About 40% of people who said they canceled Netflix in the last year said they did so to cut back on spending, according to an April survey conducted for Business Insider by the on-demand insights firm, AlphaHQ. Another 23% of respondents said they canceled because Netflix wasn't worth the price.

Cost is the reason that most people typically cancel services, Sappington at Parks said.

The bottom line

Netflix isn't going to stop raising prices, the experts say. But it'll have to be more cautious when it does so, and bank on its original content slate to keep people around.

"Consensus across the industry was that Netflix was the base package," said Eric Haggstrom, a forecasting analyst at eMarketer, explaining that people may sign up for other services like HBO Now to watch one or two shows throughout the year, but that Netflix was viewed as the subscription service people stuck with. "This quarter kind of disproved that whole idea, where Netflix had a relatively weak content schedule and some people churned out ... They will need to be more careful moving forward."

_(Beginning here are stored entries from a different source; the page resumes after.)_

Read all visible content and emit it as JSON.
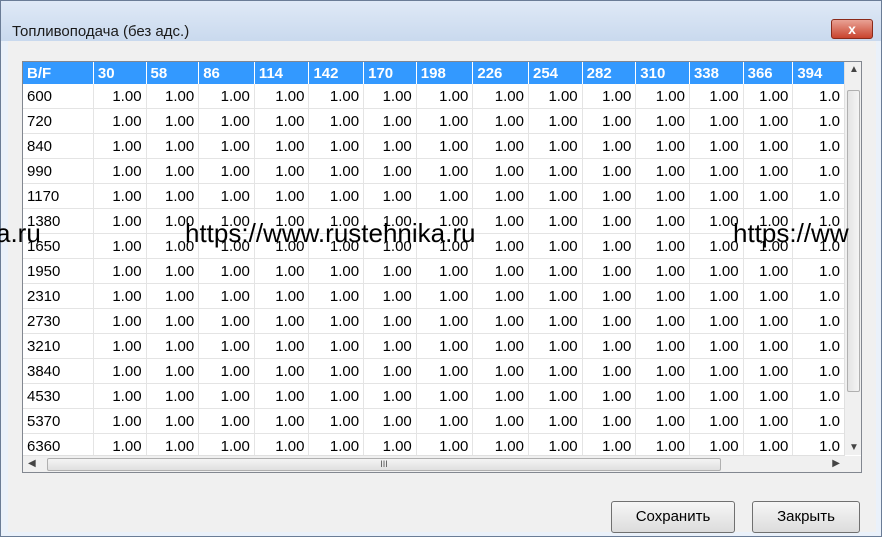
{
  "window": {
    "title": "Топливоподача (без адс.)",
    "close_label": "x"
  },
  "table": {
    "corner_header": "B/F",
    "columns": [
      "30",
      "58",
      "86",
      "114",
      "142",
      "170",
      "198",
      "226",
      "254",
      "282",
      "310",
      "338",
      "366",
      "394"
    ],
    "rows": [
      {
        "label": "600",
        "cells": [
          "1.00",
          "1.00",
          "1.00",
          "1.00",
          "1.00",
          "1.00",
          "1.00",
          "1.00",
          "1.00",
          "1.00",
          "1.00",
          "1.00",
          "1.00",
          "1.0"
        ]
      },
      {
        "label": "720",
        "cells": [
          "1.00",
          "1.00",
          "1.00",
          "1.00",
          "1.00",
          "1.00",
          "1.00",
          "1.00",
          "1.00",
          "1.00",
          "1.00",
          "1.00",
          "1.00",
          "1.0"
        ]
      },
      {
        "label": "840",
        "cells": [
          "1.00",
          "1.00",
          "1.00",
          "1.00",
          "1.00",
          "1.00",
          "1.00",
          "1.00",
          "1.00",
          "1.00",
          "1.00",
          "1.00",
          "1.00",
          "1.0"
        ]
      },
      {
        "label": "990",
        "cells": [
          "1.00",
          "1.00",
          "1.00",
          "1.00",
          "1.00",
          "1.00",
          "1.00",
          "1.00",
          "1.00",
          "1.00",
          "1.00",
          "1.00",
          "1.00",
          "1.0"
        ]
      },
      {
        "label": "1170",
        "cells": [
          "1.00",
          "1.00",
          "1.00",
          "1.00",
          "1.00",
          "1.00",
          "1.00",
          "1.00",
          "1.00",
          "1.00",
          "1.00",
          "1.00",
          "1.00",
          "1.0"
        ]
      },
      {
        "label": "1380",
        "cells": [
          "1.00",
          "1.00",
          "1.00",
          "1.00",
          "1.00",
          "1.00",
          "1.00",
          "1.00",
          "1.00",
          "1.00",
          "1.00",
          "1.00",
          "1.00",
          "1.0"
        ]
      },
      {
        "label": "1650",
        "cells": [
          "1.00",
          "1.00",
          "1.00",
          "1.00",
          "1.00",
          "1.00",
          "1.00",
          "1.00",
          "1.00",
          "1.00",
          "1.00",
          "1.00",
          "1.00",
          "1.0"
        ]
      },
      {
        "label": "1950",
        "cells": [
          "1.00",
          "1.00",
          "1.00",
          "1.00",
          "1.00",
          "1.00",
          "1.00",
          "1.00",
          "1.00",
          "1.00",
          "1.00",
          "1.00",
          "1.00",
          "1.0"
        ]
      },
      {
        "label": "2310",
        "cells": [
          "1.00",
          "1.00",
          "1.00",
          "1.00",
          "1.00",
          "1.00",
          "1.00",
          "1.00",
          "1.00",
          "1.00",
          "1.00",
          "1.00",
          "1.00",
          "1.0"
        ]
      },
      {
        "label": "2730",
        "cells": [
          "1.00",
          "1.00",
          "1.00",
          "1.00",
          "1.00",
          "1.00",
          "1.00",
          "1.00",
          "1.00",
          "1.00",
          "1.00",
          "1.00",
          "1.00",
          "1.0"
        ]
      },
      {
        "label": "3210",
        "cells": [
          "1.00",
          "1.00",
          "1.00",
          "1.00",
          "1.00",
          "1.00",
          "1.00",
          "1.00",
          "1.00",
          "1.00",
          "1.00",
          "1.00",
          "1.00",
          "1.0"
        ]
      },
      {
        "label": "3840",
        "cells": [
          "1.00",
          "1.00",
          "1.00",
          "1.00",
          "1.00",
          "1.00",
          "1.00",
          "1.00",
          "1.00",
          "1.00",
          "1.00",
          "1.00",
          "1.00",
          "1.0"
        ]
      },
      {
        "label": "4530",
        "cells": [
          "1.00",
          "1.00",
          "1.00",
          "1.00",
          "1.00",
          "1.00",
          "1.00",
          "1.00",
          "1.00",
          "1.00",
          "1.00",
          "1.00",
          "1.00",
          "1.0"
        ]
      },
      {
        "label": "5370",
        "cells": [
          "1.00",
          "1.00",
          "1.00",
          "1.00",
          "1.00",
          "1.00",
          "1.00",
          "1.00",
          "1.00",
          "1.00",
          "1.00",
          "1.00",
          "1.00",
          "1.0"
        ]
      },
      {
        "label": "6360",
        "cells": [
          "1.00",
          "1.00",
          "1.00",
          "1.00",
          "1.00",
          "1.00",
          "1.00",
          "1.00",
          "1.00",
          "1.00",
          "1.00",
          "1.00",
          "1.00",
          "1.0"
        ]
      }
    ]
  },
  "scrollbars": {
    "hthumb_grip": "III"
  },
  "buttons": {
    "save": "Сохранить",
    "close": "Закрыть"
  },
  "watermark": {
    "text_a": "a.ru",
    "text_b": "https://www.rustehnika.ru",
    "text_c": "https://ww"
  }
}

That may mean smaller price bumps at Netflix in the future, or hikes that only hit certain packages, so that the barrier of entry remains low. Netflix has raised prices on its more expensive plans in the past, and left the cost of its starting offering alone.

But if Netflix can turn its free-cash-flow deficit around, as it plans to start doing by 2020, it may be under less pressure to raise prices, Amobi, at CFRA Research, said. "My sense is they might not be compelled to raise prices as frequently as they might've needed to before they turned cash-flow positive," he said.

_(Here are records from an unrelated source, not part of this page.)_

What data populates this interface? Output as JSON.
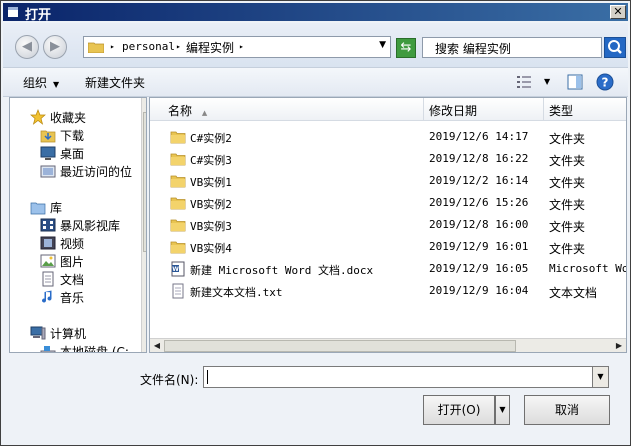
{
  "window": {
    "title": "打开"
  },
  "address": {
    "crumbs": [
      "personal",
      "编程实例"
    ],
    "search_placeholder": "搜索 编程实例"
  },
  "toolbar": {
    "organize": "组织",
    "new_folder": "新建文件夹"
  },
  "nav": {
    "favorites": {
      "label": "收藏夹",
      "items": [
        "下载",
        "桌面",
        "最近访问的位"
      ]
    },
    "library": {
      "label": "库",
      "items": [
        "暴风影视库",
        "视频",
        "图片",
        "文档",
        "音乐"
      ]
    },
    "computer": {
      "label": "计算机",
      "items": [
        "本地磁盘 (C:"
      ]
    }
  },
  "columns": {
    "name": "名称",
    "date": "修改日期",
    "type": "类型"
  },
  "files": [
    {
      "name": "C#实例2",
      "date": "2019/12/6 14:17",
      "type": "文件夹",
      "icon": "folder-icon"
    },
    {
      "name": "C#实例3",
      "date": "2019/12/8 16:22",
      "type": "文件夹",
      "icon": "folder-icon"
    },
    {
      "name": "VB实例1",
      "date": "2019/12/2 16:14",
      "type": "文件夹",
      "icon": "folder-icon"
    },
    {
      "name": "VB实例2",
      "date": "2019/12/6 15:26",
      "type": "文件夹",
      "icon": "folder-icon"
    },
    {
      "name": "VB实例3",
      "date": "2019/12/8 16:00",
      "type": "文件夹",
      "icon": "folder-icon"
    },
    {
      "name": "VB实例4",
      "date": "2019/12/9 16:01",
      "type": "文件夹",
      "icon": "folder-icon"
    },
    {
      "name": "新建 Microsoft Word 文档.docx",
      "date": "2019/12/9 16:05",
      "type": "Microsoft Wor",
      "icon": "word-doc-icon"
    },
    {
      "name": "新建文本文档.txt",
      "date": "2019/12/9 16:04",
      "type": "文本文档",
      "icon": "text-file-icon"
    }
  ],
  "bottom": {
    "filename_label": "文件名(N):",
    "filename_value": "",
    "open_label": "打开(O)",
    "cancel_label": "取消"
  }
}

Investors are also encouraged by Netflix's inroads with pay-TV providers like Comcast and, most recently, AT&T. Being included in the pay-TV bundle is helping Netflix reach subscribers who wouldn't typically sign up for its streaming service. Traditional pay-TV customers also tend to spend more on their video subscriptions than streaming-only subscribers, Sappington said.

Those deals could help Netflix extend its runway for subscriber growth in the US, where the company seems to be approaching a plateau. Netflix has said it has a longterm goal of 60 million to 90 million US subscribers, and it now has 60 million paid members.

Next quarter will be the real test to see whether Netflix's subscriber troubles are a blip, or a worrisome trend.


"We don't take the Q2 miss lightly, but history tells us it's a difficult quarter from which to extrapolate Netflix's trajectory," analysts at J.P. Morgan wrote, in note on Thursday.